Прибежала любимая собачка императрицы Цитринка; прибежал следом за нею специально приставленный к ней шут Никита Волконский, бывший знатный дворянин и князь, обращенный в шуты императрицей по личной вражде ее величества к его супруге, ныне заточенной в монастырь. Но и на Цитринку императрица не обратила внимания.
Прибежали, наконец, маленькие Бироны и начали шуметь и возиться, но Анна только морщилась в ответ на веселую болтовню детей. Даже Гедвига, приютившаяся у ее ног и рассказывавшая о новых своих обидах, причиненных ей братьями, не произвела на государыню обычного впечатления.

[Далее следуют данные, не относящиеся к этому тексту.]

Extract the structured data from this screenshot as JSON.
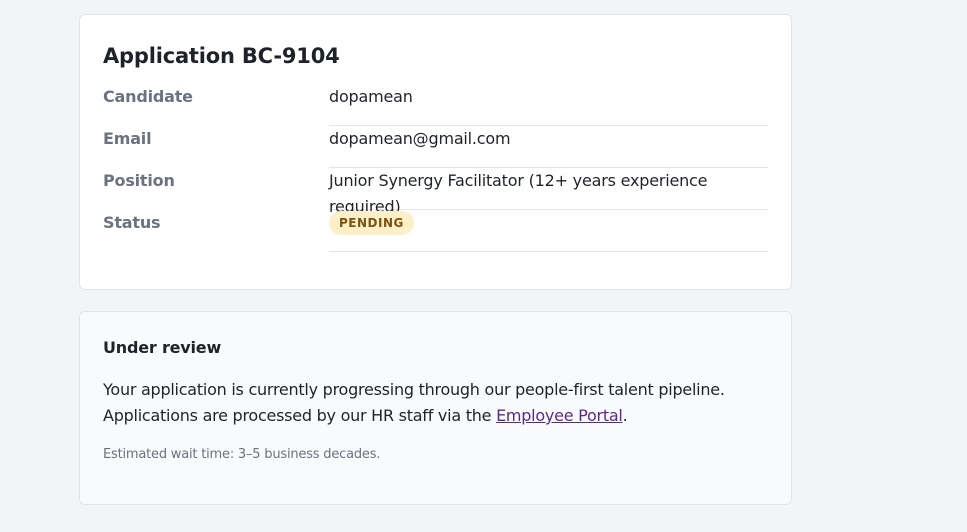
{
  "application": {
    "title": "Application BC-9104",
    "rows": [
      {
        "label": "Candidate",
        "value": "dopamean"
      },
      {
        "label": "Email",
        "value": "dopamean@gmail.com"
      },
      {
        "label": "Position",
        "value": "Junior Synergy Facilitator (12+ years experience required)"
      },
      {
        "label": "Status",
        "value": "PENDING"
      }
    ],
    "status_color": "#fdf0c8"
  },
  "review": {
    "title": "Under review",
    "line1": "Your application is currently progressing through our people-first talent pipeline.",
    "line2_prefix": "Applications are processed by our HR staff via the ",
    "link_text": "Employee Portal",
    "line2_suffix": ".",
    "wait_note": "Estimated wait time: 3–5 business decades.",
    "link_color": "#5b2a86"
  }
}
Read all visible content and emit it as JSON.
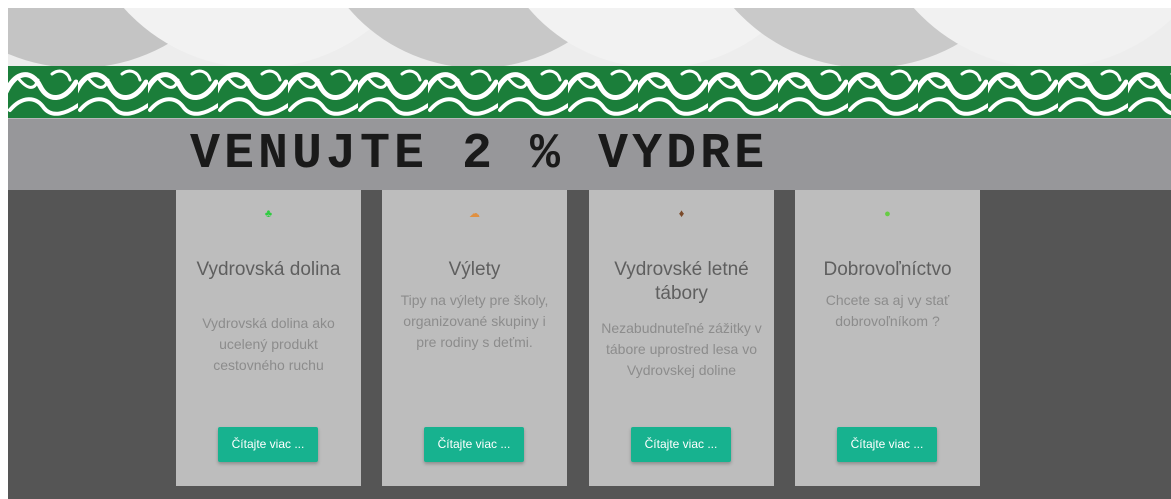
{
  "banner": {
    "title": "VENUJTE 2 % VYDRE"
  },
  "cards": [
    {
      "icon": "tree-icon",
      "icon_color": "#2ecc40",
      "glyph": "♣",
      "title": "Vydrovská dolina",
      "text": "Vydrovská dolina ako ucelený produkt cestovného ruchu",
      "button": "Čítajte viac ..."
    },
    {
      "icon": "shoes-icon",
      "icon_color": "#e09040",
      "glyph": "☁",
      "title": "Výlety",
      "text": "Tipy na výlety pre školy, organizované skupiny i pre rodiny s deťmi.",
      "button": "Čítajte viac ..."
    },
    {
      "icon": "campfire-icon",
      "icon_color": "#7a4a2a",
      "glyph": "♦",
      "title": "Vydrovské letné tábory",
      "text": "Nezabudnuteľné zážitky v tábore uprostred lesa vo Vydrovskej doline",
      "button": "Čítajte viac ..."
    },
    {
      "icon": "circle-icon",
      "icon_color": "#66cc44",
      "glyph": "●",
      "title": "Dobrovoľníctvo",
      "text": "Chcete sa aj vy stať dobrovoľníkom ?",
      "button": "Čítajte viac ..."
    }
  ]
}
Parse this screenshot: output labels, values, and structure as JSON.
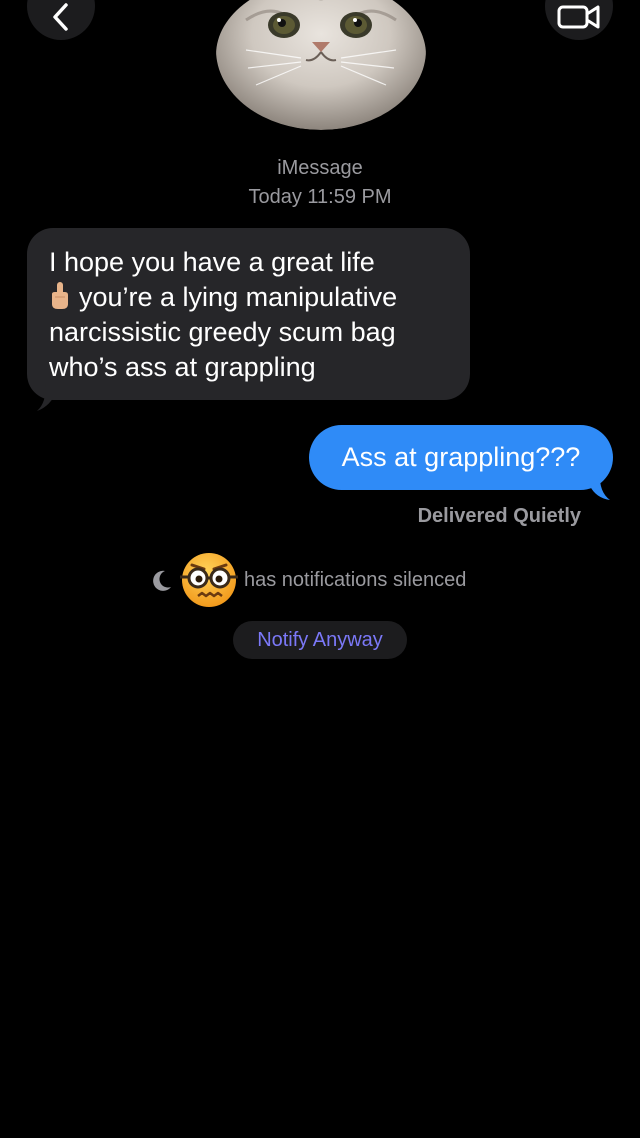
{
  "header": {
    "service": "iMessage",
    "timestamp": "Today 11:59 PM",
    "avatar_icon": "cat-face-avatar",
    "back_icon": "chevron-left-icon",
    "video_icon": "video-camera-icon"
  },
  "messages": [
    {
      "direction": "incoming",
      "emoji_icon": "middle-finger-emoji",
      "lines": [
        "I hope you have a great life",
        "you’re a lying manipulative",
        "narcissistic greedy scum bag",
        "who’s ass at grappling"
      ]
    },
    {
      "direction": "outgoing",
      "text": "Ass at grappling???"
    }
  ],
  "status": {
    "delivered": "Delivered Quietly",
    "silenced_text": "has notifications silenced",
    "moon_icon": "moon-icon",
    "contact_emoji": "nerd-face-emoji",
    "notify_button": "Notify Anyway"
  },
  "colors": {
    "background": "#000000",
    "incoming_bubble": "#262629",
    "outgoing_bubble": "#2f8bf7",
    "secondary_text": "#9a9a9f",
    "notify_text": "#7b78f7"
  }
}
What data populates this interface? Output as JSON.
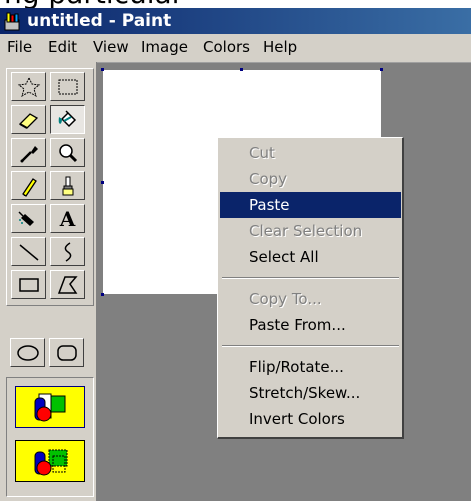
{
  "window": {
    "title": "untitled - Paint",
    "partial_text_top": "ng particular"
  },
  "menubar": {
    "items": [
      "File",
      "Edit",
      "View",
      "Image",
      "Colors",
      "Help"
    ]
  },
  "toolbox": {
    "tools": [
      {
        "name": "free-form-select-tool",
        "icon": "free-form-select-icon"
      },
      {
        "name": "rectangle-select-tool",
        "icon": "rectangle-select-icon"
      },
      {
        "name": "eraser-tool",
        "icon": "eraser-icon"
      },
      {
        "name": "fill-tool",
        "icon": "paint-bucket-icon"
      },
      {
        "name": "pick-color-tool",
        "icon": "eyedropper-icon"
      },
      {
        "name": "magnifier-tool",
        "icon": "magnifier-icon"
      },
      {
        "name": "pencil-tool",
        "icon": "pencil-icon"
      },
      {
        "name": "brush-tool",
        "icon": "brush-icon"
      },
      {
        "name": "airbrush-tool",
        "icon": "airbrush-icon"
      },
      {
        "name": "text-tool",
        "icon": "text-icon",
        "glyph": "A"
      },
      {
        "name": "line-tool",
        "icon": "line-icon"
      },
      {
        "name": "curve-tool",
        "icon": "curve-icon"
      },
      {
        "name": "rectangle-tool",
        "icon": "rectangle-icon"
      },
      {
        "name": "polygon-tool",
        "icon": "polygon-icon"
      },
      {
        "name": "ellipse-tool",
        "icon": "ellipse-icon"
      },
      {
        "name": "rounded-rectangle-tool",
        "icon": "rounded-rectangle-icon"
      }
    ],
    "selected_tool": "fill-tool",
    "transparency_options": [
      "opaque-background-icon",
      "transparent-background-icon"
    ]
  },
  "context_menu": {
    "items": [
      {
        "label": "Cut",
        "state": "disabled"
      },
      {
        "label": "Copy",
        "state": "disabled"
      },
      {
        "label": "Paste",
        "state": "highlighted"
      },
      {
        "label": "Clear Selection",
        "state": "disabled"
      },
      {
        "label": "Select All",
        "state": "enabled"
      },
      {
        "label": "Copy To...",
        "state": "disabled"
      },
      {
        "label": "Paste From...",
        "state": "enabled"
      },
      {
        "label": "Flip/Rotate...",
        "state": "enabled"
      },
      {
        "label": "Stretch/Skew...",
        "state": "enabled"
      },
      {
        "label": "Invert Colors",
        "state": "enabled"
      }
    ]
  },
  "colors": {
    "titlebar": "#0a246a",
    "menu_highlight": "#0a246a",
    "face": "#d4d0c8",
    "workspace": "#808080",
    "canvas": "#ffffff",
    "option_bg": "#ffff00"
  }
}
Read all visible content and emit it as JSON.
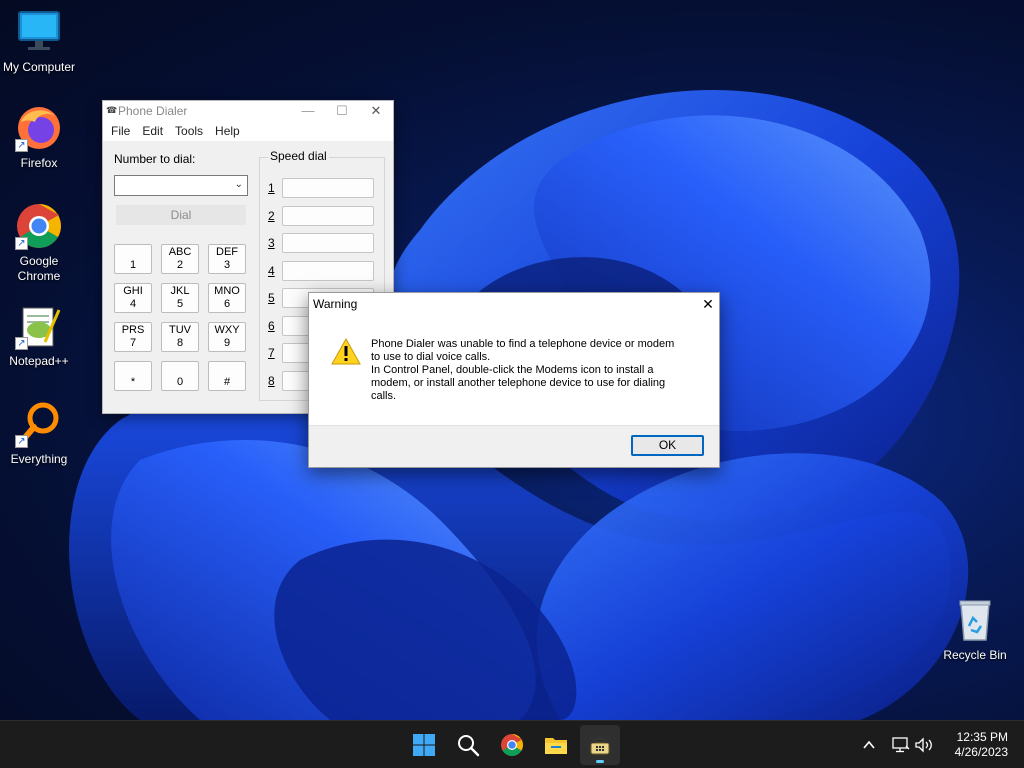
{
  "desktop_icons": [
    {
      "name": "my-computer",
      "label": "My Computer",
      "icon": "monitor-icon"
    },
    {
      "name": "firefox",
      "label": "Firefox",
      "icon": "firefox-icon"
    },
    {
      "name": "google-chrome",
      "label": "Google Chrome",
      "icon": "chrome-icon"
    },
    {
      "name": "notepad-plus-plus",
      "label": "Notepad++",
      "icon": "notepad-icon"
    },
    {
      "name": "everything",
      "label": "Everything",
      "icon": "magnifier-icon"
    },
    {
      "name": "recycle-bin",
      "label": "Recycle Bin",
      "icon": "recycle-bin-icon"
    }
  ],
  "dialer": {
    "title": "Phone Dialer",
    "menu": [
      "File",
      "Edit",
      "Tools",
      "Help"
    ],
    "number_label": "Number to dial:",
    "number_value": "",
    "dial_label": "Dial",
    "keypad": [
      {
        "letters": "",
        "digit": "1"
      },
      {
        "letters": "ABC",
        "digit": "2"
      },
      {
        "letters": "DEF",
        "digit": "3"
      },
      {
        "letters": "GHI",
        "digit": "4"
      },
      {
        "letters": "JKL",
        "digit": "5"
      },
      {
        "letters": "MNO",
        "digit": "6"
      },
      {
        "letters": "PRS",
        "digit": "7"
      },
      {
        "letters": "TUV",
        "digit": "8"
      },
      {
        "letters": "WXY",
        "digit": "9"
      },
      {
        "letters": "",
        "digit": "*"
      },
      {
        "letters": "",
        "digit": "0"
      },
      {
        "letters": "",
        "digit": "#"
      }
    ],
    "speed_dial_label": "Speed dial",
    "speed_dial_numbers": [
      "1",
      "2",
      "3",
      "4",
      "5",
      "6",
      "7",
      "8"
    ]
  },
  "warning": {
    "title": "Warning",
    "line1": "Phone Dialer was unable to find a telephone device or modem",
    "line2": "to use to dial voice calls.",
    "line3": "In Control Panel, double-click the Modems icon to install a",
    "line4": "modem, or install another telephone device to use for dialing",
    "line5": "calls.",
    "ok_label": "OK",
    "icon": "warning-icon"
  },
  "taskbar": {
    "buttons": [
      "start-icon",
      "search-icon",
      "chrome-icon",
      "file-explorer-icon",
      "phone-dialer-icon"
    ],
    "active": "phone-dialer-icon",
    "time": "12:35 PM",
    "date": "4/26/2023"
  }
}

Анна Иоанновна была не в духе, и весь двор затих. На лицах фрейлин застыло почтительно-печальное настроение. Лица камергеров вытянулись, прилично случаю.
У императрицы были на этот раз уважительные причины к тоске и грусти. Вести из Польши не приносили ничего утешительного. Союзница Станислава Лещинского, Франция, обещала последнему усиленную помощь. Русский фельдмаршал Ласси с двадцатитысячным войском готовился к осаде Гданьска и слал с дороги предупреждения, что победа достанется не так-то легко, благодаря вмешательству французов, и что придется пролить много крови для того, чтобы одолеть врагов.
Но, помимо военных дел, еще другие заботы угнетали государыню. Принц Антон Брауншвейгский не понравился своей невесте, и принцесса Анна явно сторонилась его. Положим, принцесса была очень молода, и подрасти она немного, все могло бы измениться к лучшему. Но и самой государыне был не по душе робкий, заикающийся, бесцветный принц, хотя она всячески старалась не показывать этого приближенным. Отослать же принца обратно – значило оскорбить австрийского императора, которому он приходился близким родственником.
А тут еще принцесса Елизавета. Бирон открыл новые козни ее близкого приближенного и настаивает на привлечении его к розыску. Это будет удар для цесаревны и порвет и так уже натянутые отношения между ними… Но верный Эрнест открыл такие важные тайны, такие козни, что…
Анна Иоанновна даже вздрогнула при одной мысли о них…
И глубоко, глубоко задумалась она, положив голову на руку и глядя куда-то вдаль.
Потом она быстро окинула взором толпившихся вокруг нее приближенных. Что-то жесткое теперь мелькнуло в ее суровом, но далеко не злобном обычно лице.
– Эрнест прав, – произнесла она мысленно, – только строгостью и крутыми мерами можно создать благополучие России!
И решив это, государыня приказала позвать дежурного пажа. С ним она послала наказ торжествующему любимцу: допросить нового арестанта-прапора со «всевозможным пристрастием», т. е. со всею строгостью.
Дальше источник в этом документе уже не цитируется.